Misomatery

 

I learned a new word today! Misomatery--contempt/hatred of mothers. The word was used in the context of an article written by a mom who was vilified for not believing her child was trans. You may be familiar with this author, as her first post on the subject was first published on Medium and then abruptly deleted, and then reappeared on New Discourses. The article I read today was her second one, in which she reflects on this experience:

"I was bothered by the dismissal of a mother’s observations and insights. As if what mothers observe, note, and infer is somehow not to be trusted or valued. There is a knee-jerk reaction out there against the moms of the world. Let’s just call this “misomatery,” a hatred of mothers. (My apologies to the Classics majors of the world.)

"It is time to stop dismissing mothers. Because these women are the experts on their children.

"And yes, no person can read the thoughts inside another person’s head, nor perfectly measure every emotion someone else feels, but moms are as close to that as it gets. The survival of our species has depended on moms being able to read their children accurately. Was that newborn’s cry hunger or a wet diaper? Is that strange cough and fever within the normal range, or should we blast off to the doctor? Are you really too sick to go to school? There is even a fancy term for this: “mother’s intuition.”

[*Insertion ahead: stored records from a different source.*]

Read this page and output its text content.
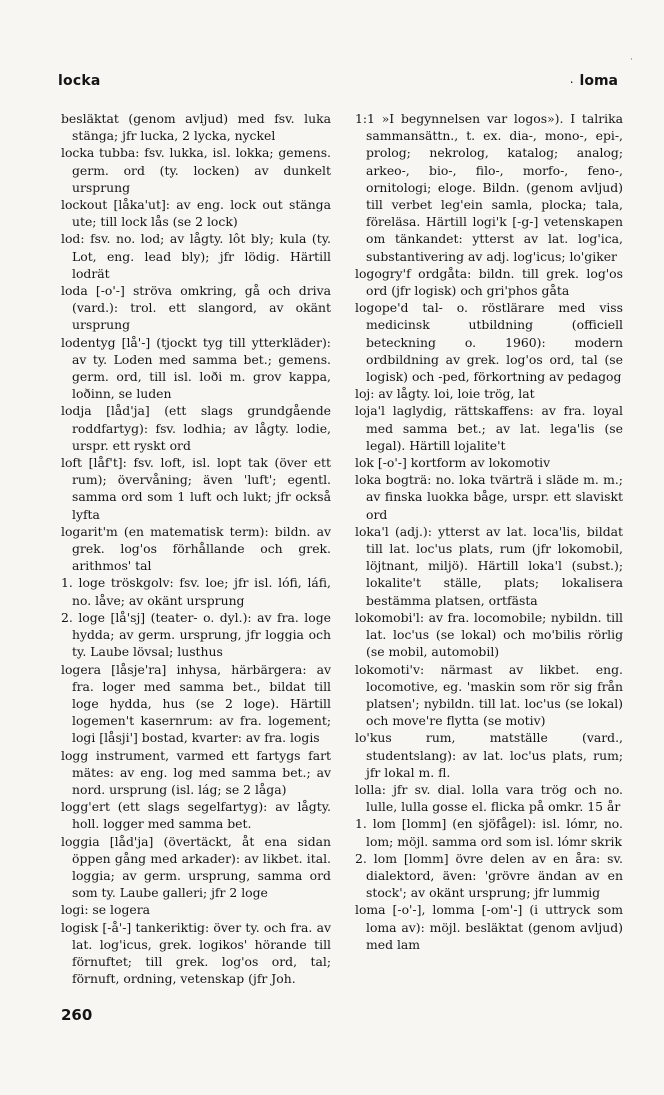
˙
locka
.	loma

besläktat (genom avljud) med fsv. luka stänga; jfr lucka, 2 lycka, nyckel

locka tubba: fsv. lukka, isl. lokka; gemens. germ. ord (ty. locken) av dunkelt ursprung

lockout [låka'ut]: av eng. lock out stänga ute; till lock lås (se 2 lock)

lod: fsv. no. lod; av lågty. lôt bly; kula (ty. Lot, eng. lead bly); jfr lödig. Härtill lodrät

loda [-o'-] ströva omkring, gå och driva (vard.): trol. ett slangord, av okänt ursprung

lodentyg [lå'-] (tjockt tyg till ytterkläder): av ty. Loden med samma bet.; gemens. germ. ord, till isl. loði m. grov kappa, loðinn, se luden

lodja [låd'ja] (ett slags grundgående roddfartyg): fsv. lodhia; av lågty. lodie, urspr. ett ryskt ord

loft [låf't]: fsv. loft, isl. lopt tak (över ett rum); övervåning; även 'luft'; egentl. samma ord som 1 luft och lukt; jfr också lyfta

logarit'm (en matematisk term): bildn. av grek. log'os förhållande och grek. arithmos' tal

1. loge tröskgolv: fsv. loe; jfr isl. lófi, láfi, no. låve; av okänt ursprung

2. loge [lå'sj] (teater- o. dyl.): av fra. loge hydda; av germ. ursprung, jfr loggia och ty. Laube lövsal; lusthus

logera [låsje'ra] inhysa, härbärgera: av fra. loger med samma bet., bildat till loge hydda, hus (se 2 loge). Härtill logemen't kasernrum: av fra. logement; logi [låsji'] bostad, kvarter: av fra. logis

logg instrument, varmed ett fartygs fart mätes: av eng. log med samma bet.; av nord. ursprung (isl. lág; se 2 låga)

logg'ert (ett slags segelfartyg): av lågty. holl. logger med samma bet.

loggia [låd'ja] (övertäckt, åt ena sidan öppen gång med arkader): av likbet. ital. loggia; av germ. ursprung, samma ord som ty. Laube galleri; jfr 2 loge

logi: se logera

logisk [-å'-] tankeriktig: över ty. och fra. av lat. log'icus, grek. logikos' hörande till förnuftet; till grek. log'os ord, tal; förnuft, ordning, vetenskap (jfr Joh.

1:1 »I begynnelsen var logos»). I talrika sammansättn., t. ex. dia-, mono-, epi-, prolog; nekrolog, katalog; analog; arkeo-, bio-, filo-, morfo-, feno-, ornitologi; eloge. Bildn. (genom avljud) till verbet leg'ein samla, plocka; tala, föreläsa. Härtill logi'k [-g-] vetenskapen om tänkandet: ytterst av lat. log'ica, substantivering av adj. log'icus; lo'giker

logogry'f ordgåta: bildn. till grek. log'os ord (jfr logisk) och gri'phos gåta

logope'd tal- o. röstlärare med viss medicinsk utbildning (officiell beteckning o. 1960): modern ordbildning av grek. log'os ord, tal (se logisk) och -ped, förkortning av pedagog

loj: av lågty. loi, loie trög, lat

loja'l laglydig, rättskaffens: av fra. loyal med samma bet.; av lat. lega'lis (se legal). Härtill lojalite't

lok [-o'-] kortform av lokomotiv

loka bogträ: no. loka tvärträ i släde m. m.; av finska luokka båge, urspr. ett slaviskt ord

loka'l (adj.): ytterst av lat. loca'lis, bildat till lat. loc'us plats, rum (jfr lokomobil, löjtnant, miljö). Härtill loka'l (subst.); lokalite't ställe, plats; lokalisera bestämma platsen, ortfästa

lokomobi'l: av fra. locomobile; nybildn. till lat. loc'us (se lokal) och mo'bilis rörlig (se mobil, automobil)

lokomoti'v: närmast av likbet. eng. locomotive, eg. 'maskin som rör sig från platsen'; nybildn. till lat. loc'us (se lokal) och move're flytta (se motiv)

lo'kus rum, matställe (vard., studentslang): av lat. loc'us plats, rum; jfr lokal m. fl.

lolla: jfr sv. dial. lolla vara trög och no. lulle, lulla gosse el. flicka på omkr. 15 år

1. lom [lomm] (en sjöfågel): isl. lómr, no. lom; möjl. samma ord som isl. lómr skrik

2. lom [lomm] övre delen av en åra: sv. dialektord, även: 'grövre ändan av en stock'; av okänt ursprung; jfr lummig

loma [-o'-], lomma [-om'-] (i uttryck som loma av): möjl. besläktat (genom avljud) med lam

260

"But amazingly, within the context of transgender politics and medicine, these insights are dismissed. The broader culture’s wide-spread misomateric attitude tells teens: if your parents question your self-diagnosed gender dysphoria and are skeptical about your trans identity, they are transphobic and you should ignore them. Trans activists reject parental surveys as being inaccurate or irrelevant (unlike, say, parent reports of a child having depression or tics). Schools begin to socially transition kids without parents’ approval because they think they know these kids better than the parents do . . .

"So here’s my idea: let’s start listening to mothers. Let’s center their voices. Let’s overthrow the misomateric idea that what mothers think and observe doesn’t matter. Let’s believe moms, and trust moms. So when a mom says “hey, my kid isn’t trans, he’s just weird, and he’s just fine” we say yes – we believe you. Because you are a mom."

Wow, so well said. And the neologism is very helpful in seeing that the person who know the children the best is often the person deemed incompetent to understand their child. While the context for the author is the trans debate, I see this as a much larger issue. Why aren't we listening to the mothers about all the important issues facing our country today? Is there anyone who cares more than mothers about the country their children will have to live in? Is there anyone who has seen more of life than a mom? I think moms are super-qualified to be our leaders, both at the community and at the national level.

So why is there such a contempt for moms? Why aren't their opinions sought after? Why aren't they heard? Why aren't we saying about every policy proposal, "Have you run it by a focus group of moms yet?" Why is there only one mom on the US Supreme Court, but six fathers?

I have some thoughts on that score, but you'll have to wait until tomorrow to hear them . . . In the meantime, "misomatery" is your neologism for the day!